So, how many times do you check the weather before hitting the road or the water?
Well, leave it to veteran meteorologist Bob Baron to help make those observations easier.
Baron, CEO and founder of Baron Services, has launched the Baron Critical Weather Institute, which will focus on the unique weather and safety challenges facing the transportation industry.
The goal is to create a comprehensive statewide weather observation network including road, river and atmospheric conditions. This will help ensure that citizens across Alabama will receive improved and more timely current conditions and forecasts on roadways and waterways as they travel across the state.
Baron said “the Tennessee Valley and the state of Alabama uniquely experience a broad range of weather events and contain terrain that extends from subtropical seashores to mountains along with navigable waterways, seaways, highways and airways.
“Our state is home to numerous manufacturing powerhouses who produce transportation-related products, including automobiles, boats, railcars and aircraft.”
The Institute’s efforts to develop, coordinate, and support world class instrumentation across the state will provide a building block for major weather research and development, particularly in transportation.
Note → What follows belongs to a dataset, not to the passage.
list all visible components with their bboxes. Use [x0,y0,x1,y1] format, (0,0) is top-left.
Guiding the Institute’s development are Dr. Deborah Barnhart, CEO and Executive Director of the U.S. Space & Rocket Center; Dr. John Christy, Director of Earth System Science Center at UAH and the Alabama state climatologist; Dr. Steve Goodman, retired Chief Scientist, GOES-R, NOAA; Dr. Jack Hayes, retired director, U.S. National Weather Service; retired Air Force Col. Brian Hastings, director of Alabama Emergency Management Agency; Daryl Herzmann, Systems Analyst, Iowa Environmental Mesonet; Dr. Sytske Kimball, Chair of University of South Alabama Department of Earth Sciences and director of South Alabama Mesonet; John McLaughlin, retired Chief Meteorologist KCCI, Fellow AMS; and Tom Thompson, Partner, Chief Technology Officer, Baron.
Also, the Baron Critical Weather Institute will provide education outreach, including helping student scientists understand the importance of weather instrumentation in studying the weather.